Глебов сказал, что у других нет таких отношений с этим семейством, им легче. Он понял, что Левка ничего не сделает, не захочет делать. Не надо было приходить сюда. Левка очень переменился. Мать права: стал чудовищно равнодушен ко всем. И оттого, наверно, эта внезапная и какая-то необъяснимая, животная злобность. Ну да, злобность как реакция на все мало-мальски неприятное, нежелательное, на то, что доставляет неудобство в жизни. Например, вот это: куда-то звонить, за кого-то просить. Левка продолжал в раздраженном тоне разглагольствовать о том, что ничего нет ужасного в том, чтобы выйти и сказать два слова с трибуны, если это нужно. Он сам будет выступать, хотя ему тоже неловко, ведь он знает Ганчука с детства, да и некогда, голова занята не тем. Его сейчас в один вояж готовят на полгода, сидит ночами английский пилит, вон книжки валяются, словари. Но если нужно выступить, значит, нужно, старик-то маразмирует, время его давно ушло, а он не чует, хорохорится, вместо того чтобы уступить место, и не хрена тут разводить китайские церемонии, а то хороши: и на елку сесть, и задницу не поцарапать…

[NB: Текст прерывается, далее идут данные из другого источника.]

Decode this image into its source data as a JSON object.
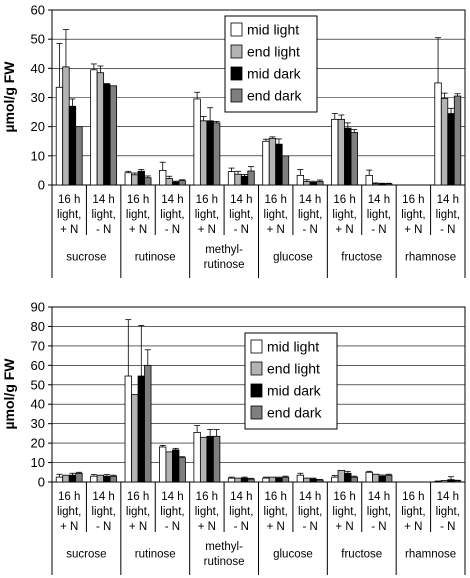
{
  "colors": {
    "series": [
      "#ffffff",
      "#b3b3b3",
      "#000000",
      "#7f7f7f"
    ],
    "stroke": "#000000",
    "grid": "#000000",
    "background": "#ffffff"
  },
  "chart_data": [
    {
      "type": "bar",
      "ylabel": "µmol/g FW",
      "ylim": [
        0,
        60
      ],
      "yticks": [
        0,
        10,
        20,
        30,
        40,
        50,
        60
      ],
      "grid": true,
      "legend": "top-center",
      "sugars": [
        "sucrose",
        "rutinose",
        "methyl-rutinose",
        "glucose",
        "fructose",
        "rhamnose"
      ],
      "conditions": [
        "16 h light, + N",
        "14 h light, - N"
      ],
      "condition_lines": [
        [
          "16 h",
          "light,",
          "+ N"
        ],
        [
          "14 h",
          "light,",
          "- N"
        ]
      ],
      "sugar_lines": [
        [
          "sucrose"
        ],
        [
          "rutinose"
        ],
        [
          "methyl-",
          "rutinose"
        ],
        [
          "glucose"
        ],
        [
          "fructose"
        ],
        [
          "rhamnose"
        ]
      ],
      "series": [
        {
          "name": "mid light",
          "values": [
            33.5,
            39.5,
            4.2,
            5.0,
            29.5,
            4.6,
            15.0,
            3.3,
            22.5,
            3.3,
            0,
            35.0
          ],
          "errors": [
            15.0,
            2.0,
            0.5,
            2.8,
            2.3,
            1.2,
            0.7,
            2.0,
            2.0,
            1.8,
            0,
            15.5
          ]
        },
        {
          "name": "end light",
          "values": [
            40.5,
            38.5,
            3.5,
            2.2,
            22.0,
            3.7,
            16.0,
            1.2,
            22.5,
            0.4,
            0,
            29.7
          ],
          "errors": [
            12.8,
            2.3,
            0.6,
            0.8,
            1.5,
            1.0,
            0.5,
            0.6,
            1.5,
            0.3,
            0,
            1.8
          ]
        },
        {
          "name": "mid dark",
          "values": [
            27.0,
            34.5,
            4.7,
            1.0,
            22.0,
            3.0,
            14.0,
            0.9,
            19.5,
            0.4,
            0,
            24.5
          ],
          "errors": [
            2.5,
            0.3,
            0.6,
            0.3,
            4.5,
            0.6,
            1.8,
            0.4,
            1.8,
            0.2,
            0,
            1.8
          ]
        },
        {
          "name": "end dark",
          "values": [
            20.0,
            34.0,
            2.5,
            1.5,
            21.3,
            4.8,
            10.0,
            1.2,
            18.0,
            0.4,
            0,
            30.5
          ],
          "errors": [
            0,
            0,
            0.6,
            0.3,
            0.5,
            1.5,
            0,
            0.5,
            1.0,
            0.2,
            0,
            0.8
          ]
        }
      ]
    },
    {
      "type": "bar",
      "ylabel": "µmol/g FW",
      "ylim": [
        0,
        90
      ],
      "yticks": [
        0,
        10,
        20,
        30,
        40,
        50,
        60,
        70,
        80,
        90
      ],
      "grid": true,
      "legend": "top-center",
      "sugars": [
        "sucrose",
        "rutinose",
        "methyl-rutinose",
        "glucose",
        "fructose",
        "rhamnose"
      ],
      "conditions": [
        "16 h light, + N",
        "14 h light, - N"
      ],
      "condition_lines": [
        [
          "16 h",
          "light,",
          "+ N"
        ],
        [
          "14 h",
          "light,",
          "- N"
        ]
      ],
      "sugar_lines": [
        [
          "sucrose"
        ],
        [
          "rutinose"
        ],
        [
          "methyl-",
          "rutinose"
        ],
        [
          "glucose"
        ],
        [
          "fructose"
        ],
        [
          "rhamnose"
        ]
      ],
      "series": [
        {
          "name": "mid light",
          "values": [
            2.5,
            3.0,
            54.5,
            18.0,
            25.5,
            2.0,
            2.0,
            3.5,
            2.5,
            5.0,
            0,
            0.3
          ],
          "errors": [
            1.5,
            0.8,
            29.0,
            0.8,
            3.5,
            0.5,
            0.5,
            1.0,
            0.8,
            0.5,
            0,
            0.2
          ]
        },
        {
          "name": "end light",
          "values": [
            3.5,
            3.5,
            45.0,
            15.5,
            23.0,
            2.0,
            2.5,
            2.0,
            6.0,
            4.0,
            0,
            0.8
          ]
        },
        {
          "name": "mid dark",
          "values": [
            3.5,
            3.0,
            54.5,
            16.5,
            23.5,
            2.0,
            2.0,
            1.5,
            4.5,
            3.0,
            0,
            1.2
          ],
          "errors": [
            1.0,
            0.8,
            26.0,
            0.8,
            3.5,
            0.5,
            0.5,
            0.5,
            1.0,
            0.6,
            0,
            1.5
          ]
        },
        {
          "name": "end dark",
          "values": [
            4.5,
            3.0,
            60.0,
            12.5,
            23.5,
            1.5,
            2.5,
            1.0,
            2.5,
            3.5,
            0,
            0.6
          ],
          "errors": [
            0.5,
            0.5,
            8.0,
            0.5,
            3.5,
            0.4,
            0.5,
            0.3,
            0.5,
            0.5,
            0,
            0.3
          ]
        }
      ]
    }
  ]
}
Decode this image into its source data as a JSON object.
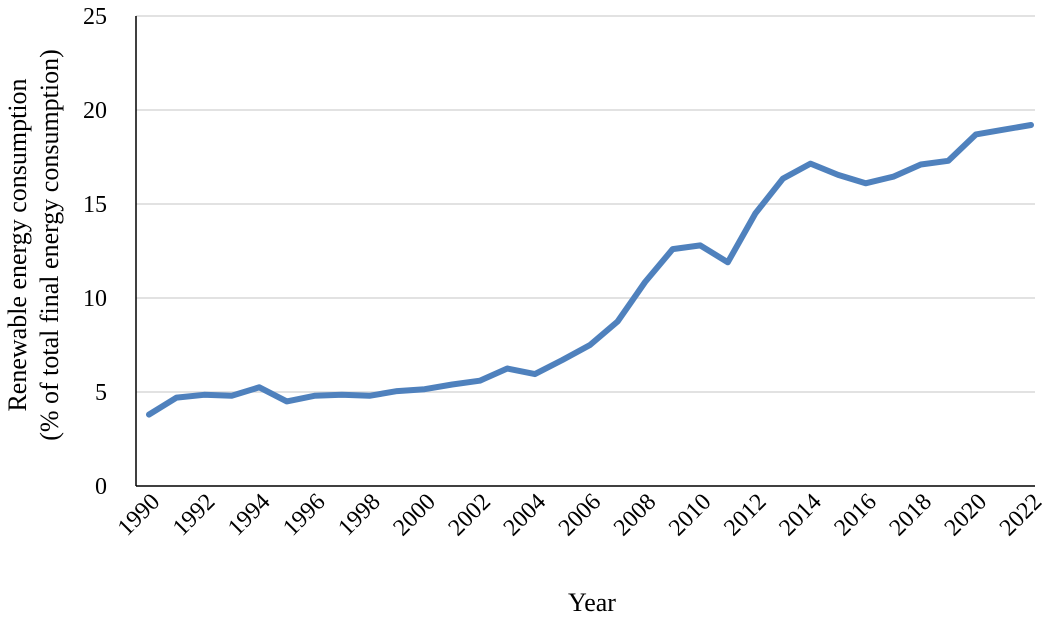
{
  "chart_data": {
    "type": "line",
    "title": "",
    "xlabel": "Year",
    "ylabel_line1": "Renewable energy consumption",
    "ylabel_line2": "(% of total final energy consumption)",
    "ylim": [
      0,
      25
    ],
    "yticks": [
      0,
      5,
      10,
      15,
      20,
      25
    ],
    "xlim": [
      1990,
      2022
    ],
    "xtick_labels": [
      "1990",
      "1992",
      "1994",
      "1996",
      "1998",
      "2000",
      "2002",
      "2004",
      "2006",
      "2008",
      "2010",
      "2012",
      "2014",
      "2016",
      "2018",
      "2020",
      "2022"
    ],
    "grid": "horizontal",
    "legend": "none",
    "series": [
      {
        "color": "#4f81bd",
        "x": [
          1990,
          1991,
          1992,
          1993,
          1994,
          1995,
          1996,
          1997,
          1998,
          1999,
          2000,
          2001,
          2002,
          2003,
          2004,
          2005,
          2006,
          2007,
          2008,
          2009,
          2010,
          2011,
          2012,
          2013,
          2014,
          2015,
          2016,
          2017,
          2018,
          2019,
          2020,
          2021,
          2022
        ],
        "values": [
          3.8,
          4.7,
          4.85,
          4.8,
          5.25,
          4.5,
          4.8,
          4.85,
          4.8,
          5.05,
          5.15,
          5.4,
          5.6,
          6.25,
          5.95,
          6.7,
          7.5,
          8.75,
          10.85,
          12.6,
          12.8,
          11.9,
          14.5,
          16.35,
          17.15,
          16.55,
          16.1,
          16.45,
          17.1,
          17.3,
          18.7,
          18.95,
          19.2
        ]
      }
    ]
  }
}
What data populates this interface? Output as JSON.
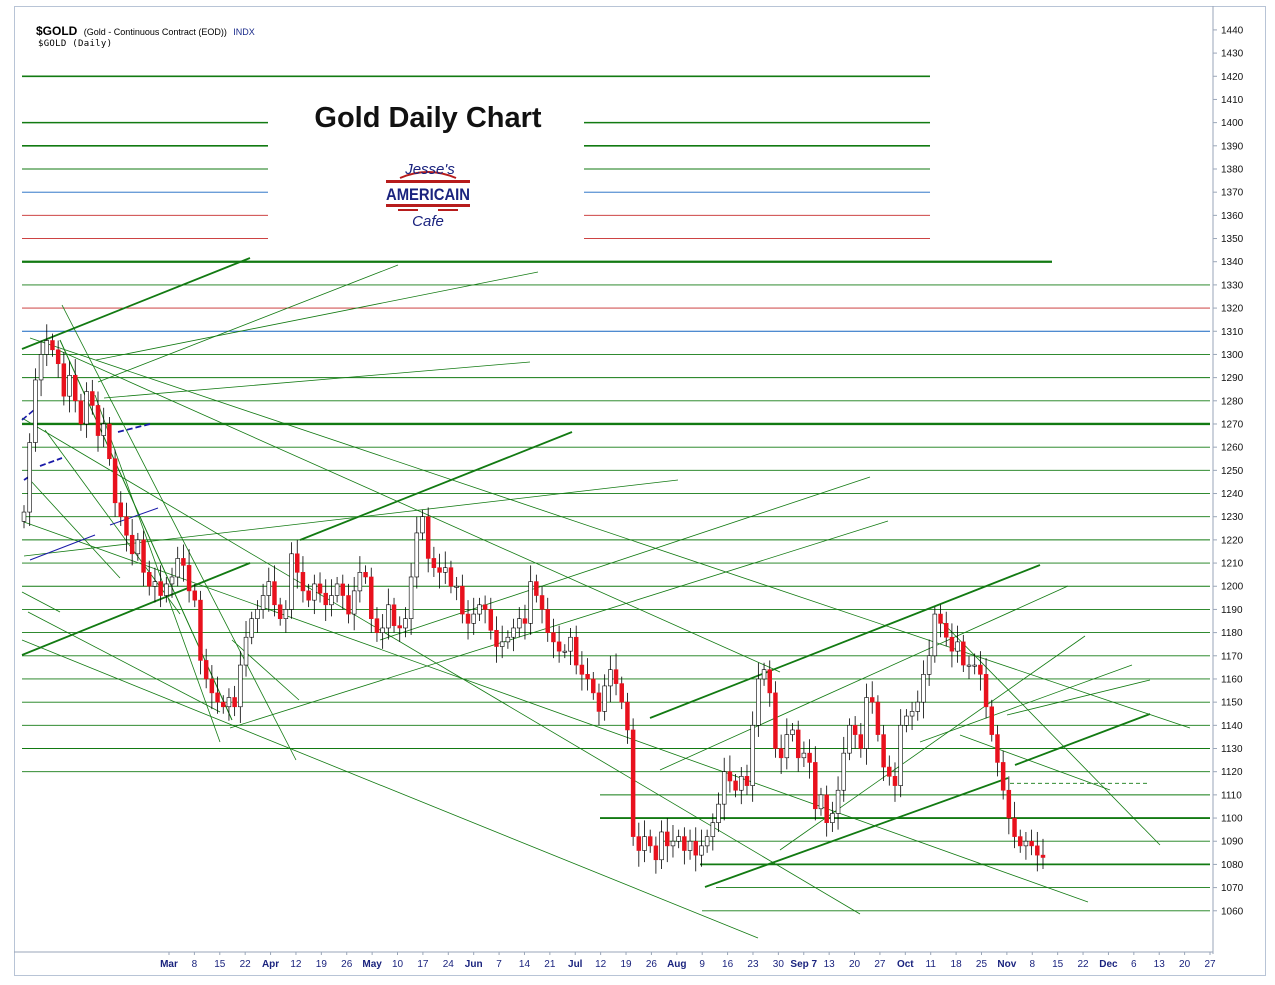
{
  "header": {
    "symbol": "$GOLD",
    "description": "(Gold - Continuous Contract (EOD))",
    "exchange": "INDX",
    "subtitle": "$GOLD (Daily)"
  },
  "chart_title": "Gold Daily Chart",
  "logo": {
    "line1": "Jesse's",
    "line2": "AMERICAIN",
    "line3": "Cafe"
  },
  "colors": {
    "up": "#ffffff",
    "down": "#e8111d",
    "wick": "#000000",
    "trend": "#127a12",
    "red_line": "#c62828",
    "blue_line": "#1565c0",
    "channel_blue": "#1a1aa8"
  },
  "chart_data": {
    "type": "candlestick",
    "ylim": [
      1053,
      1446
    ],
    "y_ticks": [
      1060,
      1070,
      1080,
      1090,
      1100,
      1110,
      1120,
      1130,
      1140,
      1150,
      1160,
      1170,
      1180,
      1190,
      1200,
      1210,
      1220,
      1230,
      1240,
      1250,
      1260,
      1270,
      1280,
      1290,
      1300,
      1310,
      1320,
      1330,
      1340,
      1350,
      1360,
      1370,
      1380,
      1390,
      1400,
      1410,
      1420,
      1430,
      1440
    ],
    "x_ticks": [
      {
        "label": "Mar",
        "bold": true
      },
      {
        "label": "8"
      },
      {
        "label": "15"
      },
      {
        "label": "22"
      },
      {
        "label": "Apr",
        "bold": true
      },
      {
        "label": "12"
      },
      {
        "label": "19"
      },
      {
        "label": "26"
      },
      {
        "label": "May",
        "bold": true
      },
      {
        "label": "10"
      },
      {
        "label": "17"
      },
      {
        "label": "24"
      },
      {
        "label": "Jun",
        "bold": true
      },
      {
        "label": "7"
      },
      {
        "label": "14"
      },
      {
        "label": "21"
      },
      {
        "label": "Jul",
        "bold": true
      },
      {
        "label": "12"
      },
      {
        "label": "19"
      },
      {
        "label": "26"
      },
      {
        "label": "Aug",
        "bold": true
      },
      {
        "label": "9"
      },
      {
        "label": "16"
      },
      {
        "label": "23"
      },
      {
        "label": "30"
      },
      {
        "label": "Sep 7",
        "bold": true
      },
      {
        "label": "13"
      },
      {
        "label": "20"
      },
      {
        "label": "27"
      },
      {
        "label": "Oct",
        "bold": true
      },
      {
        "label": "11"
      },
      {
        "label": "18"
      },
      {
        "label": "25"
      },
      {
        "label": "Nov",
        "bold": true
      },
      {
        "label": "8"
      },
      {
        "label": "15"
      },
      {
        "label": "22"
      },
      {
        "label": "Dec",
        "bold": true
      },
      {
        "label": "6"
      },
      {
        "label": "13"
      },
      {
        "label": "20"
      },
      {
        "label": "27"
      }
    ],
    "closes": [
      1232,
      1262,
      1289,
      1300,
      1306,
      1302,
      1296,
      1282,
      1291,
      1280,
      1270,
      1284,
      1278,
      1265,
      1270,
      1255,
      1236,
      1230,
      1222,
      1214,
      1220,
      1206,
      1200,
      1202,
      1196,
      1201,
      1204,
      1212,
      1209,
      1198,
      1194,
      1168,
      1160,
      1154,
      1150,
      1148,
      1152,
      1148,
      1166,
      1178,
      1186,
      1190,
      1196,
      1202,
      1192,
      1186,
      1190,
      1214,
      1206,
      1198,
      1194,
      1201,
      1197,
      1192,
      1196,
      1201,
      1196,
      1188,
      1198,
      1206,
      1204,
      1186,
      1180,
      1182,
      1192,
      1183,
      1182,
      1186,
      1204,
      1223,
      1230,
      1212,
      1208,
      1206,
      1208,
      1200,
      1200,
      1188,
      1184,
      1188,
      1192,
      1190,
      1181,
      1174,
      1176,
      1178,
      1182,
      1186,
      1184,
      1202,
      1196,
      1190,
      1180,
      1176,
      1172,
      1172,
      1178,
      1166,
      1162,
      1160,
      1154,
      1146,
      1157,
      1164,
      1158,
      1150,
      1138,
      1092,
      1086,
      1092,
      1088,
      1082,
      1094,
      1088,
      1090,
      1092,
      1086,
      1090,
      1084,
      1088,
      1092,
      1098,
      1106,
      1120,
      1116,
      1112,
      1118,
      1114,
      1140,
      1160,
      1164,
      1154,
      1130,
      1126,
      1136,
      1138,
      1126,
      1128,
      1124,
      1104,
      1110,
      1098,
      1102,
      1112,
      1128,
      1140,
      1136,
      1130,
      1152,
      1150,
      1136,
      1122,
      1118,
      1114,
      1140,
      1144,
      1146,
      1150,
      1162,
      1170,
      1188,
      1184,
      1178,
      1172,
      1176,
      1166,
      1166,
      1166,
      1162,
      1148,
      1136,
      1124,
      1112,
      1100,
      1092,
      1088,
      1090,
      1088,
      1084,
      1083
    ],
    "closes_note": "approximate daily closing prices read off the candles, Feb through early Nov"
  }
}
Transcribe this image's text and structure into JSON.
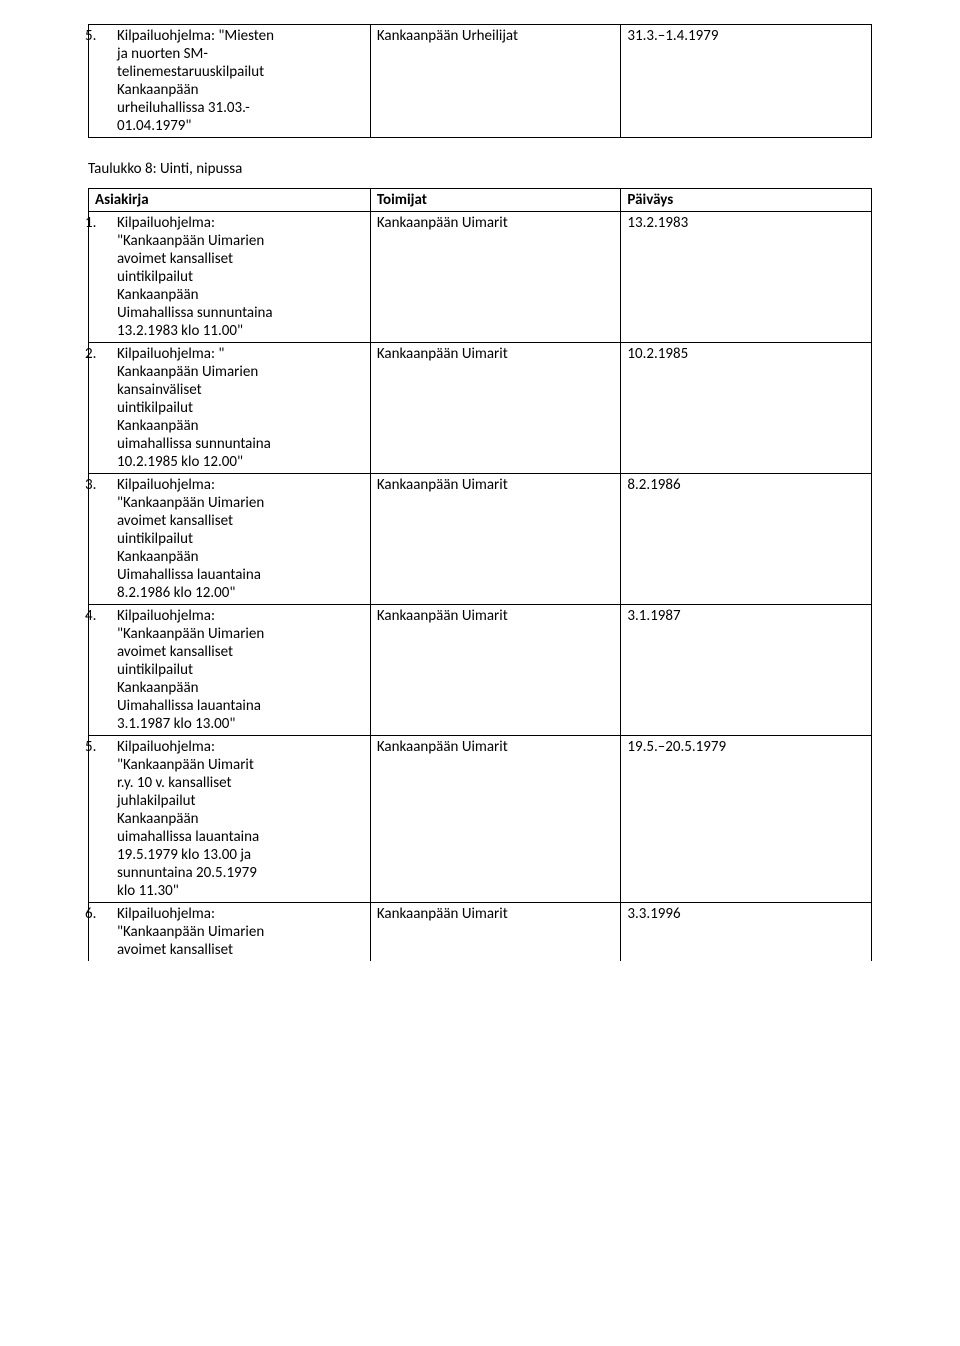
{
  "top_table": {
    "row": {
      "num": "5.",
      "desc_lines": [
        "Kilpailuohjelma: \"Miesten",
        "ja nuorten SM-",
        "telinemestaruuskilpailut",
        "Kankaanpään",
        "urheiluhallissa 31.03.-",
        "01.04.1979\""
      ],
      "col2": "Kankaanpään Urheilijat",
      "col3": "31.3.–1.4.1979"
    }
  },
  "heading": "Taulukko 8: Uinti, nipussa",
  "header": {
    "c1": "Asiakirja",
    "c2": "Toimijat",
    "c3": "Päiväys"
  },
  "rows": [
    {
      "num": "1.",
      "desc_lines": [
        "Kilpailuohjelma:",
        "\"Kankaanpään Uimarien",
        "avoimet kansalliset",
        "uintikilpailut",
        "Kankaanpään",
        "Uimahallissa sunnuntaina",
        "13.2.1983 klo 11.00\""
      ],
      "col2": "Kankaanpään Uimarit",
      "col3": "13.2.1983"
    },
    {
      "num": "2.",
      "desc_lines": [
        "Kilpailuohjelma: \"",
        "Kankaanpään Uimarien",
        "kansainväliset",
        "uintikilpailut",
        "Kankaanpään",
        "uimahallissa sunnuntaina",
        "10.2.1985 klo 12.00\""
      ],
      "col2": "Kankaanpään Uimarit",
      "col3": "10.2.1985"
    },
    {
      "num": "3.",
      "desc_lines": [
        "Kilpailuohjelma:",
        "\"Kankaanpään Uimarien",
        "avoimet kansalliset",
        "uintikilpailut",
        "Kankaanpään",
        "Uimahallissa lauantaina",
        "8.2.1986 klo 12.00\""
      ],
      "col2": "Kankaanpään Uimarit",
      "col3": "8.2.1986"
    },
    {
      "num": "4.",
      "desc_lines": [
        "Kilpailuohjelma:",
        "\"Kankaanpään Uimarien",
        "avoimet kansalliset",
        "uintikilpailut",
        "Kankaanpään",
        "Uimahallissa lauantaina",
        "3.1.1987 klo 13.00\""
      ],
      "col2": "Kankaanpään Uimarit",
      "col3": "3.1.1987"
    },
    {
      "num": "5.",
      "desc_lines": [
        "Kilpailuohjelma:",
        "\"Kankaanpään Uimarit",
        "r.y. 10 v. kansalliset",
        "juhlakilpailut",
        "Kankaanpään",
        "uimahallissa lauantaina",
        "19.5.1979 klo 13.00 ja",
        "sunnuntaina 20.5.1979",
        "klo 11.30\""
      ],
      "col2": "Kankaanpään Uimarit",
      "col3": "19.5.–20.5.1979"
    },
    {
      "num": "6.",
      "desc_lines": [
        "Kilpailuohjelma:",
        "\"Kankaanpään Uimarien",
        "avoimet kansalliset"
      ],
      "col2": "Kankaanpään Uimarit",
      "col3": "3.3.1996",
      "no_bottom": true
    }
  ]
}
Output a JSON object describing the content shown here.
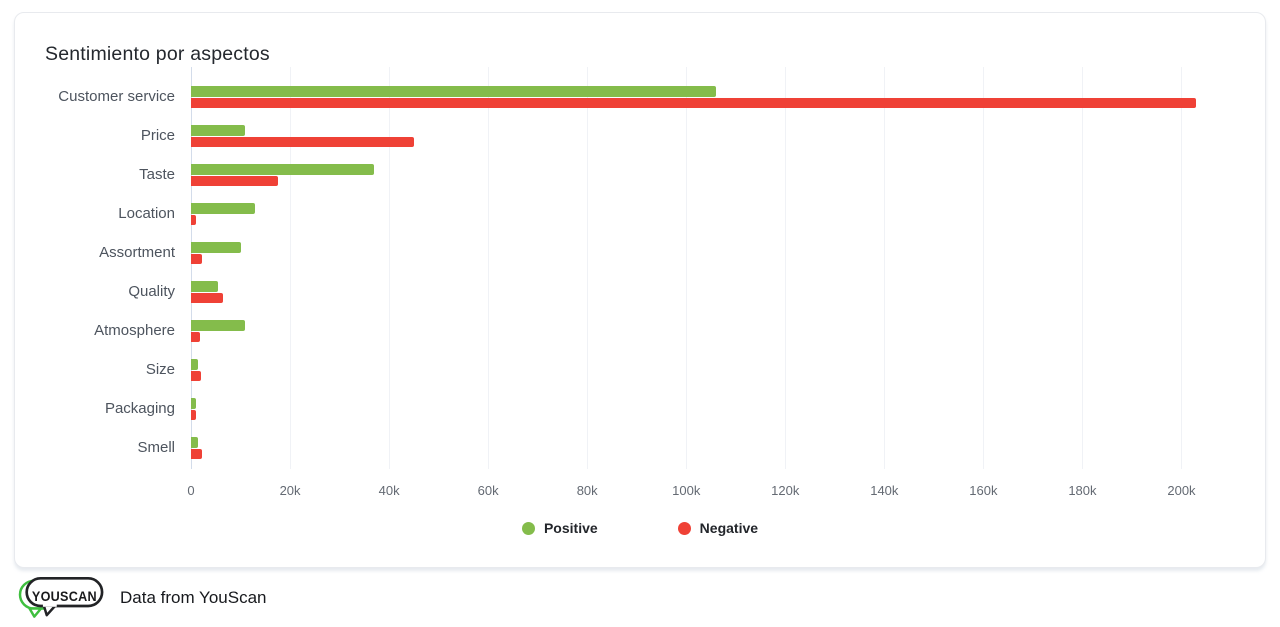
{
  "card": {
    "title": "Sentimiento por aspectos"
  },
  "chart_data": {
    "type": "bar",
    "orientation": "horizontal",
    "title": "Sentimiento por aspectos",
    "categories": [
      "Customer service",
      "Price",
      "Taste",
      "Location",
      "Assortment",
      "Quality",
      "Atmosphere",
      "Size",
      "Packaging",
      "Smell"
    ],
    "series": [
      {
        "name": "Positive",
        "color": "#84BC4B",
        "values": [
          106000,
          11000,
          37000,
          13000,
          10000,
          5500,
          11000,
          1500,
          1000,
          1500
        ]
      },
      {
        "name": "Negative",
        "color": "#EF4136",
        "values": [
          203000,
          45000,
          17500,
          1000,
          2200,
          6500,
          1800,
          2000,
          1000,
          2200
        ]
      }
    ],
    "x_ticks": [
      "0",
      "20k",
      "40k",
      "60k",
      "80k",
      "100k",
      "120k",
      "140k",
      "160k",
      "180k",
      "200k"
    ],
    "x_tick_values": [
      0,
      20000,
      40000,
      60000,
      80000,
      100000,
      120000,
      140000,
      160000,
      180000,
      200000
    ],
    "xlim": [
      0,
      210000
    ],
    "grid": true,
    "legend_position": "bottom",
    "legend": [
      {
        "label": "Positive",
        "color": "#84BC4B"
      },
      {
        "label": "Negative",
        "color": "#EF4136"
      }
    ]
  },
  "footer": {
    "logo_text": "YOUSCAN",
    "attribution": "Data from YouScan"
  },
  "colors": {
    "positive": "#84BC4B",
    "negative": "#EF4136",
    "logo_green": "#3FBF3F",
    "logo_dark": "#222326",
    "card_border": "#e8eaee"
  }
}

Когда он еще раз повторил:
– Сам буду выступать и уж врежу так врежу!
Глебов спросил:
– За что?
– Как за что? Да вот за беспринципность, за групповщину. И низкопоклонство там водилось.
– Брехня.
– Почему брехня? Докажу запросто.
– Да! Запросто! – заорал вдруг Глебов. – Ты ведь не жених Сони Ганчук, черт бы тебя взял!
– А ты жених? – Левка посмотрел лукаво, щуря красноватый глазок. – Отвечаю тыщей против рубля, что и ты нет… Заложимся, а?
– Лев! Что ты говоришь? Как тебе не совестно? – возмутились тетка и мать, не отрываясь от телевизора, где все еще что-то дергалось и мелькало. И Левка, разговаривая, время от времени подкручивал какие-то ручки.
– Я ухожу, – сказал Глебов, вставая. – Прощайте!
Но Левка живо вскочил и схватил Глебова за руку:
– Подожди! Сядь! Сейчас мы что-нибудь придумаем. Знаешь что? Давай-ка я позвоню Юрке Ширейко.
Тут же подошел к телефону и стал звонить. Разговор был поразительный, панибратский. Как далеко теперь Левка ушел от Глебова: тот ничего не знал о его друзьях не то что в городе и окрестностях, но даже в институте.
– Что делаешь? Корпишь? Сидишь над картой-двухверсткой? Еще раз мозгуешь план генеральной битвы? А? – юродствовал Левка. Глебов содрогался заранее от того, что Левка таким гнусным тоном будет говорить о нем. – Слушай, кати сюда! Нам телеприемник привезли. По спецзаказу. Приезжай, посмотрим. Мы как раз сейчас запускаем. Оперу из ГАБТа… Да с Димкой Глебовым, твоим крестником. Он тебе привет шлет… спасибо, передам… Ну как? «Хванчкара» есть. Бате вчера прислали ящик… Нет? Никак? Не могешь или не хотишь? Ну, смотри, девка, тебе жить… Слушай-ка! Тут такой вопрос… Не хотелось по телефону, но коль ты так безумно занят…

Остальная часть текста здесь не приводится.